San Zeno morì nel 380. Nella cronologia della chiesa veronese fu l'ottavo vescovo. Lungo la via Gallica, nella zona dell'attuale chiesa, vi era il cimitero dove il santo fu sepolto. Sulla tomba fu edificata una piccola chiesetta da Teodorico re Ariano.

La leggenda vuole che durante la devastante piena dell'adige del 589 l'inondazione si bloccò sulla soglia della chiesa, risparmiando i fedeli. Paolo Diacono nella sua Historia Langobardorum riporta che ne fu testimone il re Autari La prima chiesa fu distrutta nel IX secolo.

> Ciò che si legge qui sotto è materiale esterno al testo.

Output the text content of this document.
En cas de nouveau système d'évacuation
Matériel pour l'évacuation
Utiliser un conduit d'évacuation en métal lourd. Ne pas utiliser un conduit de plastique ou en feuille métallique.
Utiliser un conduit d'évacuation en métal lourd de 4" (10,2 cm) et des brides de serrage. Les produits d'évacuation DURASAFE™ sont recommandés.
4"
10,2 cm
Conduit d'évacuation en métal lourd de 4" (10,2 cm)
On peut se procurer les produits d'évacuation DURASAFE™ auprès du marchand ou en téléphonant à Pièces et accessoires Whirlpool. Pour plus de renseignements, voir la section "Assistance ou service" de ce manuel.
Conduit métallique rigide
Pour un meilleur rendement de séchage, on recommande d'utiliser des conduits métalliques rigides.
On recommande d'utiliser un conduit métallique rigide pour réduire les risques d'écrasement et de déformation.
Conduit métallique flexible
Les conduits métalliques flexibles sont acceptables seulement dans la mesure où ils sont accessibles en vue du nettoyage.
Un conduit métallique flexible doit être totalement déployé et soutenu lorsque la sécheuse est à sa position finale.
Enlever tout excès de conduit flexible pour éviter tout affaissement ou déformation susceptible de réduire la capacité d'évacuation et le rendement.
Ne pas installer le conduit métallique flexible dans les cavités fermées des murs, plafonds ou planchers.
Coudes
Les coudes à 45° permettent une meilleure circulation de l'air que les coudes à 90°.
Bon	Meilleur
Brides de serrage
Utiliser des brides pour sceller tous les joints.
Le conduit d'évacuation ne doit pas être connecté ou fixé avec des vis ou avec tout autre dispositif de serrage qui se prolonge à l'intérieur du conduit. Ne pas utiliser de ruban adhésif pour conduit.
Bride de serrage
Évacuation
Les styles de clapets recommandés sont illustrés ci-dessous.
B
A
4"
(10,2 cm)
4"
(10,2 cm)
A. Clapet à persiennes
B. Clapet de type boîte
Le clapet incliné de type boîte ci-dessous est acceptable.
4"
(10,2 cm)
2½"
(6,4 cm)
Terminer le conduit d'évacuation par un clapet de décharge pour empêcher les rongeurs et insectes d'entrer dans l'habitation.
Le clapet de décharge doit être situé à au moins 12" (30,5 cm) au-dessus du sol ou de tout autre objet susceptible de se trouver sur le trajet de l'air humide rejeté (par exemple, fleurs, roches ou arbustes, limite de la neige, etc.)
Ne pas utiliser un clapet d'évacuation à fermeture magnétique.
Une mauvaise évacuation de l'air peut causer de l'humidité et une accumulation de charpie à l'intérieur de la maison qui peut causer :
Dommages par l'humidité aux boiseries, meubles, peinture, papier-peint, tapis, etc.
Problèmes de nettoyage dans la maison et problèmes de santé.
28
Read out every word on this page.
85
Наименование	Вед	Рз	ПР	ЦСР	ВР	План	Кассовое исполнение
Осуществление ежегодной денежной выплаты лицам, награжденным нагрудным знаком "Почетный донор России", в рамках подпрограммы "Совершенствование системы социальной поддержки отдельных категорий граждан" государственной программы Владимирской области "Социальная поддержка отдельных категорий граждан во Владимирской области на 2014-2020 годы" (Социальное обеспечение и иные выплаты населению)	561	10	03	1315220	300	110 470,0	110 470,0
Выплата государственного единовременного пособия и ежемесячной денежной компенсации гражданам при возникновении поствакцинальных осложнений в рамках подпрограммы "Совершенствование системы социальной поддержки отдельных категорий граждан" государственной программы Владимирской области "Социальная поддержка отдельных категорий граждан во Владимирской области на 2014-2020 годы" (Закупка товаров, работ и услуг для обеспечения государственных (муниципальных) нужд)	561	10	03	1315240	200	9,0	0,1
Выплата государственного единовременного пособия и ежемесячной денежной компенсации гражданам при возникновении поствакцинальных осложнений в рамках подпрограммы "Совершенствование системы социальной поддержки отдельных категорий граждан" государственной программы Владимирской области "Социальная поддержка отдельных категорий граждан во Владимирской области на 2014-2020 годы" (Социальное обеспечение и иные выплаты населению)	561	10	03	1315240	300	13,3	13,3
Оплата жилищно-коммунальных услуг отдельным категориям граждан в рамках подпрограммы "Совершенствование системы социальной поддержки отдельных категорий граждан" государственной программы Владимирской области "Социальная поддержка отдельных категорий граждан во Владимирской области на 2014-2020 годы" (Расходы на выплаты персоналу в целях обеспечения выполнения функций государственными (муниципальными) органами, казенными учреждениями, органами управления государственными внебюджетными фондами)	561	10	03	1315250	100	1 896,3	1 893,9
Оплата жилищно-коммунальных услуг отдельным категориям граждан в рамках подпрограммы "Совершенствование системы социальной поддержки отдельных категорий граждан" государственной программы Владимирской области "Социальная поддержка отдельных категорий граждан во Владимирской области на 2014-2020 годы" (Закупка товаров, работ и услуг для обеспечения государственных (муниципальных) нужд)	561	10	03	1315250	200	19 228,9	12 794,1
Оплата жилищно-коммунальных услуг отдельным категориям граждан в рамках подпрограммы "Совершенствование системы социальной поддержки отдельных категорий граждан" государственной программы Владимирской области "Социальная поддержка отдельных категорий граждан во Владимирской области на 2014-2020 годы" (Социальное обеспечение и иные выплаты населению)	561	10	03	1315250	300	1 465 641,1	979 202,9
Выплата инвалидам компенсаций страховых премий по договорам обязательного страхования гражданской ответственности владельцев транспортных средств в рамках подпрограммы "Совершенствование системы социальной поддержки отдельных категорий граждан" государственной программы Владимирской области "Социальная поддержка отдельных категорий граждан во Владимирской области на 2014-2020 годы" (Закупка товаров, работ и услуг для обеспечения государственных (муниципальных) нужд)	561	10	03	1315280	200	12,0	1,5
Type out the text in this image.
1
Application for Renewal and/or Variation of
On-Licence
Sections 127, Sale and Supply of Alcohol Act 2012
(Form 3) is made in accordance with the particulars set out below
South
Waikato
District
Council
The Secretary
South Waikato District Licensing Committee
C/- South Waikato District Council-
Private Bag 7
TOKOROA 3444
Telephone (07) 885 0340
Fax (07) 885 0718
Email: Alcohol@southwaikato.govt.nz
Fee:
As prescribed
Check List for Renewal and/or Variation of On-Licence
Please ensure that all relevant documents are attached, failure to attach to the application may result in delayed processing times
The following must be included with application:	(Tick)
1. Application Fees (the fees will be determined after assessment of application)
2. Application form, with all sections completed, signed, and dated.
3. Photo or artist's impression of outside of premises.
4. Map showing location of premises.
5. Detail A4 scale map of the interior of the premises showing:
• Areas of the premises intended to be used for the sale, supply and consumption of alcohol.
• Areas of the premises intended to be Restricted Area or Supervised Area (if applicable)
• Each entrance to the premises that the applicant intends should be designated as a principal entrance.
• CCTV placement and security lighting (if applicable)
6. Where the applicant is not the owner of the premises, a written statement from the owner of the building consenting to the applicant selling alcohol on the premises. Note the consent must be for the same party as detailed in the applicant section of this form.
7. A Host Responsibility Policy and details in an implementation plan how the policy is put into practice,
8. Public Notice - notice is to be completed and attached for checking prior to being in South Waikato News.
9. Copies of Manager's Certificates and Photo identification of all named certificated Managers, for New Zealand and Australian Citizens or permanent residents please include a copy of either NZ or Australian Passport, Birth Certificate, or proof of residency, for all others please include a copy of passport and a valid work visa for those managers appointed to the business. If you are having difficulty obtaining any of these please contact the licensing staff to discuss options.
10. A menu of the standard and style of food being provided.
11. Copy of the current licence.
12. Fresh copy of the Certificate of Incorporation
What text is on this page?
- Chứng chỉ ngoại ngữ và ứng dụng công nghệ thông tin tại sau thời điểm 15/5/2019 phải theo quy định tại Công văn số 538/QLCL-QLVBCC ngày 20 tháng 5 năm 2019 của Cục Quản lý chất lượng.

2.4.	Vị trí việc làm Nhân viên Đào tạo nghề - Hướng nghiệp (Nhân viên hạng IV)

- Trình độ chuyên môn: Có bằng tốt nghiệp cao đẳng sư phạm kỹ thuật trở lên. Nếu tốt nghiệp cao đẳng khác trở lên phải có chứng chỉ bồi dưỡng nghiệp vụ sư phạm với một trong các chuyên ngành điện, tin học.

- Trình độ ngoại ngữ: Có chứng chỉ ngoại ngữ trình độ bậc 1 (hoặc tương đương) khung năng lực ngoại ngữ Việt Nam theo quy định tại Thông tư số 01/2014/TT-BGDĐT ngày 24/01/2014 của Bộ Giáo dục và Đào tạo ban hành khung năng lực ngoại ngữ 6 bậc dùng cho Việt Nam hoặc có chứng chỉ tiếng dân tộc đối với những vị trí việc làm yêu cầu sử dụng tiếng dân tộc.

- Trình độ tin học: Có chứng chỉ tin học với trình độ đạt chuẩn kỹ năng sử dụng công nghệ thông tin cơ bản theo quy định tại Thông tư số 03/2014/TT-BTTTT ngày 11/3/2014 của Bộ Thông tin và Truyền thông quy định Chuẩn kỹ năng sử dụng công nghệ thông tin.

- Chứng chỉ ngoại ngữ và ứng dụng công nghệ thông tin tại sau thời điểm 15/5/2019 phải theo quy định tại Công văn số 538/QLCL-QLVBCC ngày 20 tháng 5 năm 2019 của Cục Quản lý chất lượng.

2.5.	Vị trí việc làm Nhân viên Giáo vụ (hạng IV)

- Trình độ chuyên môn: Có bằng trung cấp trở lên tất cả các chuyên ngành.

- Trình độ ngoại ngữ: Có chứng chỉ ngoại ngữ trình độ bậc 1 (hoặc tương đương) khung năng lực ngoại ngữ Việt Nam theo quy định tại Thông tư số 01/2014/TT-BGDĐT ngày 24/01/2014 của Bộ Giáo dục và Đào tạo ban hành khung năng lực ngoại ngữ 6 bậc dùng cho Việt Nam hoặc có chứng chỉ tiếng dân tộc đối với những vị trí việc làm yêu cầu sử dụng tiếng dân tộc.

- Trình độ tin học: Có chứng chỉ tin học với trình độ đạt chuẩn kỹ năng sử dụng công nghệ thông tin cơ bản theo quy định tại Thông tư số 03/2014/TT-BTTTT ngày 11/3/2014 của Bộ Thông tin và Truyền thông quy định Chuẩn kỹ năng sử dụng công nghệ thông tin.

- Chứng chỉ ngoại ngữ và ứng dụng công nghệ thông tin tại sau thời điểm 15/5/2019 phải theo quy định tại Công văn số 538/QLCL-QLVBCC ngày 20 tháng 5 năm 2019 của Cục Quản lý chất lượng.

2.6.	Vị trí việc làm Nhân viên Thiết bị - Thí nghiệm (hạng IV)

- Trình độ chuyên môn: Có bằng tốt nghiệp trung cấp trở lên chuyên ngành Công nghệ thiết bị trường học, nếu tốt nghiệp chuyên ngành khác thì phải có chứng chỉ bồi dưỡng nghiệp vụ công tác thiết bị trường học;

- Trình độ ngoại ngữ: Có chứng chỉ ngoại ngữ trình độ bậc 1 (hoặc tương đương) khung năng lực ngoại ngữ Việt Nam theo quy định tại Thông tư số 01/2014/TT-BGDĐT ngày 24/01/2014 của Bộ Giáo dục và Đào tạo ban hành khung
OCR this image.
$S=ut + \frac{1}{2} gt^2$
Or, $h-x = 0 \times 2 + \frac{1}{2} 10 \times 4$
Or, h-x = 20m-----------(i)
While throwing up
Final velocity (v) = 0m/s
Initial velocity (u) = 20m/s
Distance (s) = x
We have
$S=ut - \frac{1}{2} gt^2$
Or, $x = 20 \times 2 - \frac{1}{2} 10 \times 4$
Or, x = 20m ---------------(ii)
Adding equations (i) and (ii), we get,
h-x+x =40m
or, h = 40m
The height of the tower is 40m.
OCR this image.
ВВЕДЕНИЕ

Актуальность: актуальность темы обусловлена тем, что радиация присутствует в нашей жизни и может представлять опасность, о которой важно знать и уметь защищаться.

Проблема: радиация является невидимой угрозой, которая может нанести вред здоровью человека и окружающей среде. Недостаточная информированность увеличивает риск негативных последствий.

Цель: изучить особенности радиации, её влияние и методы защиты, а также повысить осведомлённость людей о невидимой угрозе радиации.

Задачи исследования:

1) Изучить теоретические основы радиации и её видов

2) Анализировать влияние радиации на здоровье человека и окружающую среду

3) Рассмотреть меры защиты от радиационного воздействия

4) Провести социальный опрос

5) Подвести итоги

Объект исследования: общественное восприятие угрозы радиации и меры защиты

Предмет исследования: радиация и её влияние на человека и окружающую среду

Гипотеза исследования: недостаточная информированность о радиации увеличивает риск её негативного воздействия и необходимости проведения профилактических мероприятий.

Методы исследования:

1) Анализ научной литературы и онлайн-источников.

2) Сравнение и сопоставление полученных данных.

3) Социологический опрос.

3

Venne subito ricostruita per volere del vescovo Rotaldo e di re Pipino su progetto dell'arcidiacono Pacifico.

Questa nuova chiesa fu distrutta dagli Ungari all'inizio del X secolo. Dopo una breve traslazione nella Cattedrale di Santa Maria Matricolare il 21 maggio 921 il corpo di San Zeno fu riportato nella cripta che oggi è il livello più basso della basilica. La cerimonia fu molto importante, si decise che il trasporto della salma fosse affidato ai santi eremiti Benigno e Caro, considerati a quel tempo i soli degni di toccare il corpo del Santo.

Alla cerimonia erano presenti, il re, il vescovo locale e quelli Cremona e Salisburgo. San Zeno è uno dei santi a cui è stato cambiato più volte il giorno della commemorazione, dal 2004 si è deciso, la Diocesi ed il Comune di Verona, di celebrarlo nel giorno della traslazione del suo corpo nella attuale sede, al fine di non sovrapporlo alle feste pasquali e di poter dedicare un periodo più lungo ai festeggiamenti.

La chiesa prende l'attuale forma e struttura, rispettando i canoni dello stile romanico veronese, sotto il vescovo Raterio, che ebbe i fondi per la costruzione dall'imperatore tedesco Ottone I nel 967.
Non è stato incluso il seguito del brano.